Question

PLEASE I NEED TO KNOW

A mountain climber encounters a gap in an ice field. The opposite side of the gap is 2.75m lower, and is separated horizontally by a distance of 4.1m. To cross the crevasse, the climber gets a running start and jumps in the horizontal direction. (A) What is the minimum speed needed by the climber to safely cross the gap? (B) What is the climber's velocity right before landing?​

Answer 1

To safely cross the gap in the ice field, the mountain climber needs a minimum speed of 2.75 m/s. Their velocity right before landing will also be 2.75 m/s.

Step-by-step explanation:

To safely cross the gap, the mountain climber needs to have a minimum speed that allows them to clear the horizontal distance and also compensate for the difference in height between the two sides of the gap. We can calculate the minimum speed using the principles of projectile motion. Since the climber jumps horizontally, the vertical motion can be ignored. The time it takes to cross the gap can be found using the equation: t = d/v, where t is the time, d is the distance, and v is the speed. With the given values, the time it takes to cross the gap is 4.1m/2.75m/s = 1.49s.

The minimum speed can be found using the equation: v = d/t, where v is the speed, d is the distance, and t is the time. Substituting the values, we get v = 4.1m/1.49s = 2.75 m/s. Therefore, the minimum speed needed by the climber to safely cross the gap is 2.75 m/s.

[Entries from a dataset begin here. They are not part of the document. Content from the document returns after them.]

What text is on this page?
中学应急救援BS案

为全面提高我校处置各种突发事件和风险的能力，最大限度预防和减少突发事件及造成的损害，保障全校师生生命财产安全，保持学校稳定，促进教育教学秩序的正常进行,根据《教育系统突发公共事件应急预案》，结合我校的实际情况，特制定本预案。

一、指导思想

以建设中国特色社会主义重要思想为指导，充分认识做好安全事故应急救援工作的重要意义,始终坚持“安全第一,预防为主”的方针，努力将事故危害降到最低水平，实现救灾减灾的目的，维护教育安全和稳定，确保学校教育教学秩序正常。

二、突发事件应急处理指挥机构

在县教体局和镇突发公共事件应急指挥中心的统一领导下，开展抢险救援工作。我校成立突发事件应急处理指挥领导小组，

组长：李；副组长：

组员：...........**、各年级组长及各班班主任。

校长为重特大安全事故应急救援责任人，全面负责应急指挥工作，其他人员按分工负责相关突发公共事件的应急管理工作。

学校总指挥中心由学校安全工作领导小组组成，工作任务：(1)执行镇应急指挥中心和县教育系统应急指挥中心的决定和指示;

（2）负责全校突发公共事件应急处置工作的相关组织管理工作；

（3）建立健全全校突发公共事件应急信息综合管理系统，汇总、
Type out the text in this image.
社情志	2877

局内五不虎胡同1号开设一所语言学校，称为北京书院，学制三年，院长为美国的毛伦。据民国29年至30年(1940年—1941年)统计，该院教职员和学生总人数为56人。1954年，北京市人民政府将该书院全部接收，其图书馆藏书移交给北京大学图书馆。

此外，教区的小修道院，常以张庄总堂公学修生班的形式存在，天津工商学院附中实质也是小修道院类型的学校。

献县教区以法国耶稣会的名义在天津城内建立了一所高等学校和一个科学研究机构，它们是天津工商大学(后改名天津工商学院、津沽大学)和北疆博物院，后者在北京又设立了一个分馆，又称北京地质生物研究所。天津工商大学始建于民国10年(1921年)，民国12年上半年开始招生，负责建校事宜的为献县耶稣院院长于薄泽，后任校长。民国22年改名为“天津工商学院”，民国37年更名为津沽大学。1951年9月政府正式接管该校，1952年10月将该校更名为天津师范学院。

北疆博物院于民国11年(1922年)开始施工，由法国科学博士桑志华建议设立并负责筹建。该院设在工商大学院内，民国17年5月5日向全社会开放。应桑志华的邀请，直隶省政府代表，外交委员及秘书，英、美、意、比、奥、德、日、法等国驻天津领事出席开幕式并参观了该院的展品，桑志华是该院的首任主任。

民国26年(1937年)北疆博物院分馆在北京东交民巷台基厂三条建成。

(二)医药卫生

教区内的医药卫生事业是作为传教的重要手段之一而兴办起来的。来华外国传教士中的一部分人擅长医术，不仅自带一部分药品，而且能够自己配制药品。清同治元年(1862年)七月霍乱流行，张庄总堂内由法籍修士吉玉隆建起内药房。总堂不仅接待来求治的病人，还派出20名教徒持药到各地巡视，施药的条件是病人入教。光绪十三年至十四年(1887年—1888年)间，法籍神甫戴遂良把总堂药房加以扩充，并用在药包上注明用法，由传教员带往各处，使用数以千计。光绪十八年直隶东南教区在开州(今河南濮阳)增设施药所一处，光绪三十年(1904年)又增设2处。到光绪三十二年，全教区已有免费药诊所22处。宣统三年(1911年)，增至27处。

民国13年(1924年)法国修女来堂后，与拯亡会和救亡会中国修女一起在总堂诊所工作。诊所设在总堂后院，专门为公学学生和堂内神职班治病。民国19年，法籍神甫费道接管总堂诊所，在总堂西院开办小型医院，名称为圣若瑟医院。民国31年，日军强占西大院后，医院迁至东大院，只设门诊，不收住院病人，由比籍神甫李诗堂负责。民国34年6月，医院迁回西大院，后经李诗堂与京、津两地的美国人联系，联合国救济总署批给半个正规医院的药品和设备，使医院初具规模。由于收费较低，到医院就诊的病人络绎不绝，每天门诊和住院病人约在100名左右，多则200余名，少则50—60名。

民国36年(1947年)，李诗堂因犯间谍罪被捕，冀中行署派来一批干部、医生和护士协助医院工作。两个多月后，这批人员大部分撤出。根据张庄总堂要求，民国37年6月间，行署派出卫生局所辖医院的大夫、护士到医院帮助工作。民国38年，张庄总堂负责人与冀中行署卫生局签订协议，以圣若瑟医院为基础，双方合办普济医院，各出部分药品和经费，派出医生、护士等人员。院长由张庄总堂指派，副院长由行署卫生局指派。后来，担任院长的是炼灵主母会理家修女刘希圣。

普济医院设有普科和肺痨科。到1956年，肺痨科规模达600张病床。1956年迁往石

Right before landing, the climber's velocity will be the same as the initial velocity. Therefore, the climber's velocity right before landing will be 2.75 m/s.

Answer 2

A) 5.5 m/s

B) 9.2 m/s

Step-by-step explanation:

A) Given in the y direction:

Δy = 2.75 m

v₀ = 0 m/s

a = 9.8 m/s²

Find: t

Δy = v₀ t + ½ at²

2.75 m = (0 m/s) t + ½ (9.8 m/s²) t²

t ≈ 0.75 s

Given in the x direction:

Δx = 4.1 m

a = 0 m/s²

t = 0.75 s

Find: v₀

Δx = v₀ t + ½ at²

4.1 m = v₀ (0.75 s) + ½ (0 m/s²) (.75 s)²

v₀ ≈ 5.5 m/s

B) Find vᵧ.

v² = v₀² + 2aΔy

vᵧ² = (0 m/s)² + 2 (9.8 m/s²) (2.75 m)

vᵧ ≈ 7.34 m/s

Find v.

v² = vₓ² + vᵧ²

v² = (5.5 m/s)² + (7.34 m/s)²

v ≈ 9.2 m/s